5.3 -La giurisprudenza della Corte, successiva alla riformulazione dell’art. 20, cit., ed agli interventi della Corte costituzionale, ha rimarcato che il ricordato principio giurisprudenziale del rilievo preminente da attribuire alla «causa reale» del negozio, ovvero alla regolamentazione degli interessi effettivamente perseguita dai contraenti (cd. prevalenza della sostanza sulla forma), può continuare ad essere fatto valere dall’amministrazione – con riferimento agli effetti giuridici dell’atto presentato per la registrazione – seppur nei (più ristretti) limiti della unicità del dato documentale ( instrumentum ) che non consente più la considerazione di elementi extra -testuali e impone un’interpretazione ab intrinseco del gestum (v. Cass., 28 gennaio 2022, n. 2677; Cass., 22 aprile 2021, n. 10688; Cass., 1 aprile 2021, n. 9065); nonché che la funzione antielusiva deve essere fatta valere dietro applicazione della l. 27 luglio 2000, n. 212, art. 10bis (Cass., 22 aprile 2021, n. 10688, cit.; v. altresì, in motivazione, Cass., 20 luglio 2023, n. 21535).
5.4 -Nella fattispecie – ove lo stesso difetto di motivazione rilevato dalla pronuncia rescindente involgeva l’accertamento in fatto che, secondo la pronuncia cassata, non aveva dato conto dell’intento elusivo perseguito dal contribuente -va, pertanto, rimarcato che la funzione antielusiva non poteva che essere perseguita secondo i presupposti sostanziali, e la disciplina procedimentale, posta dalla l. n. 212 del 2000, art. 10bis , una volta esclusa, ad ogni modo, la legittimità di un’interpretazione dell’atto registrato complementare a quella desumibile da elementi extra -testuali.

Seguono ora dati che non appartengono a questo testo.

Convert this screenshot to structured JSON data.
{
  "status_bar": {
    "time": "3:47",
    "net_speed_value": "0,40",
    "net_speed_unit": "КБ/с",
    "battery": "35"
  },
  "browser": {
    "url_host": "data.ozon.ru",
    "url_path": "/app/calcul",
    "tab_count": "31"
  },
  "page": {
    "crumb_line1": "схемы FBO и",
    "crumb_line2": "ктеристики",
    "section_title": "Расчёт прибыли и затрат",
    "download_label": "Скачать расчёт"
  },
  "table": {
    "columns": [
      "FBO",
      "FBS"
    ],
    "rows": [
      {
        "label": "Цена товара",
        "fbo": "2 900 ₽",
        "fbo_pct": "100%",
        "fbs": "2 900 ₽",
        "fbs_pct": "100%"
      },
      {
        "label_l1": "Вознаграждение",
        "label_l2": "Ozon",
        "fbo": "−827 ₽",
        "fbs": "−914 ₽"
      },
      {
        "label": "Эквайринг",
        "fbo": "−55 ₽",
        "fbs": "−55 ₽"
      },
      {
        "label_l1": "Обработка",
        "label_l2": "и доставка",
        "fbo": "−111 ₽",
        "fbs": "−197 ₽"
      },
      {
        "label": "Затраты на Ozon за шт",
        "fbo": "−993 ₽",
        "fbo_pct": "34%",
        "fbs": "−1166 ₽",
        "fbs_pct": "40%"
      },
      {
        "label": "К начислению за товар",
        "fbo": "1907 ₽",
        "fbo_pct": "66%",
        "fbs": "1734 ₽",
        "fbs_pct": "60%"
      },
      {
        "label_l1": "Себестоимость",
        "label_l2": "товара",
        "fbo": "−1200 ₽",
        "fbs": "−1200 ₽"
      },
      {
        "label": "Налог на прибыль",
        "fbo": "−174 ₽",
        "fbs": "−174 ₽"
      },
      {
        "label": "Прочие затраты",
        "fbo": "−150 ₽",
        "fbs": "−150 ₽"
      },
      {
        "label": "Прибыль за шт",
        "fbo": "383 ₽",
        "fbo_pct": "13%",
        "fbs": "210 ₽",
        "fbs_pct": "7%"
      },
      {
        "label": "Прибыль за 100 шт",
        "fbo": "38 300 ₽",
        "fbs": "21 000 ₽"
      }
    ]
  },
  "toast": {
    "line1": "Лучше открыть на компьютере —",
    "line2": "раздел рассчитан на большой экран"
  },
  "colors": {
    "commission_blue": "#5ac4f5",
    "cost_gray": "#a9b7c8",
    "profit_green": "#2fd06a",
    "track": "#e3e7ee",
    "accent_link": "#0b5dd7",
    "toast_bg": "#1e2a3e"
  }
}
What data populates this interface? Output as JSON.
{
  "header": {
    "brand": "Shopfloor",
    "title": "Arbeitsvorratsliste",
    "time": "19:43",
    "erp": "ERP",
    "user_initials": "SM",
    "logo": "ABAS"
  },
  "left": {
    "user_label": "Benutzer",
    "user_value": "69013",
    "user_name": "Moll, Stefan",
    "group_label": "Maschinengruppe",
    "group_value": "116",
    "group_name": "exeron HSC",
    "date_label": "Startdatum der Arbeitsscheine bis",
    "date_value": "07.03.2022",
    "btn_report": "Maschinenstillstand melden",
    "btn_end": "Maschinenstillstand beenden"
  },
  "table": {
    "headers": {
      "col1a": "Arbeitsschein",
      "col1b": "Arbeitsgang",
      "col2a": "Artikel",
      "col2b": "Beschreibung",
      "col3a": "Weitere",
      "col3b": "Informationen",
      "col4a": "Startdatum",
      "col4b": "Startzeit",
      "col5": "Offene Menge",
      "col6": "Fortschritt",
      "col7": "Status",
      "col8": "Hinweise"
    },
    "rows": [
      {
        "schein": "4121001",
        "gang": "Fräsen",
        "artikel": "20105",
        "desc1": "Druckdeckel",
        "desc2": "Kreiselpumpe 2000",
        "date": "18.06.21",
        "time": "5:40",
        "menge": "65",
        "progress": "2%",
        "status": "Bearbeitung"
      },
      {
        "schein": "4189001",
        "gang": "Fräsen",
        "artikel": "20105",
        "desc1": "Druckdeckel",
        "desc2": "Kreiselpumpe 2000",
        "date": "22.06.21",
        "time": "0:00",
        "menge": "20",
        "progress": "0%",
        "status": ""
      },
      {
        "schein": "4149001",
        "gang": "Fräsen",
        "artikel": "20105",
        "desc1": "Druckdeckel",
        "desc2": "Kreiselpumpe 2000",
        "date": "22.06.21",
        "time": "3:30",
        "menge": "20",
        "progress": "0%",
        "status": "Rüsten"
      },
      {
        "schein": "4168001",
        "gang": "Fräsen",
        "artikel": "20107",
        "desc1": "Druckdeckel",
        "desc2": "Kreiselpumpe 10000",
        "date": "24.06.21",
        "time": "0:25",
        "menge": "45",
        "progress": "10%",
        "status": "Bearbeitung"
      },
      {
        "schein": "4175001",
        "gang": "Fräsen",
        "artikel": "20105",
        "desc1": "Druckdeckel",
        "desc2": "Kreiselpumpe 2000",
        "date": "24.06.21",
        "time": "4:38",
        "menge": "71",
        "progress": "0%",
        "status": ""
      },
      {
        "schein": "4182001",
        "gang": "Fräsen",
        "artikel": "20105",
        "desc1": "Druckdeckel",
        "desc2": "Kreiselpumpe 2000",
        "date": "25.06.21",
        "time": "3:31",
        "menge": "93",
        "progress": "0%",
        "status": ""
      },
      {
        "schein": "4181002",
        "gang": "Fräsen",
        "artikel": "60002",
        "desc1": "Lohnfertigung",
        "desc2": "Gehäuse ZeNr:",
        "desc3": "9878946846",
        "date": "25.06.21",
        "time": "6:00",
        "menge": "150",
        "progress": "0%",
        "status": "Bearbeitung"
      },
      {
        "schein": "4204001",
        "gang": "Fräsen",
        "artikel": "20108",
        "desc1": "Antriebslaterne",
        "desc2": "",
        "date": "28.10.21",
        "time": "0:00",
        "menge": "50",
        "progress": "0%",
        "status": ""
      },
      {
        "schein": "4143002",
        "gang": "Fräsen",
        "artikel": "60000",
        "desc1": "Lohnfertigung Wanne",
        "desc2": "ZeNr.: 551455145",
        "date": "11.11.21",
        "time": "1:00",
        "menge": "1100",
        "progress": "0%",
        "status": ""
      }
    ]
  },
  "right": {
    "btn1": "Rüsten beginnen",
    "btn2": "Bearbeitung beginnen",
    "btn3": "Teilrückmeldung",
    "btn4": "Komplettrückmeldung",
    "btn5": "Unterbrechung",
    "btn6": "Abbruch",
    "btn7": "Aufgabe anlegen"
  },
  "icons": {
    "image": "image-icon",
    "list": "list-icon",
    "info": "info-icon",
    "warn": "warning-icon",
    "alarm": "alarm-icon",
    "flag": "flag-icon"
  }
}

-L’impugnata sentenza va, pertanto cassata e, non essendo necessari ulteriori accertamenti di fatto, la causa va decisa nel merito con accoglimento del ricorso originario della contribuente.
Le spese del l’intero giudizio vanno compensate tra le parti in considerazione del sovrapporsi in corso di causa, sull’orientamento di legittimità di cui sopra s’è dato conto, di interventi normativi, e di conseguenti pronunce del Giudice RAGIONE_SOCIALE Leggi, che hanno conferito alla res controversa profili di novità con mutamento della giurisprudenza rispetto alle questioni dirimenti in contestazione tra le parti.
P.Q.M.
La Corte, accoglie il secondo motivo di ricorso e rigetta il primo; cassa la sentenza impugnata e, decidendo la causa nel merito, accoglie il ricorso originario della contribuente; compensa, tra le parti, le spese dell’intero giudizio .
Così deciso in Roma, nella camera di consiglio del 5 dicembre 2023.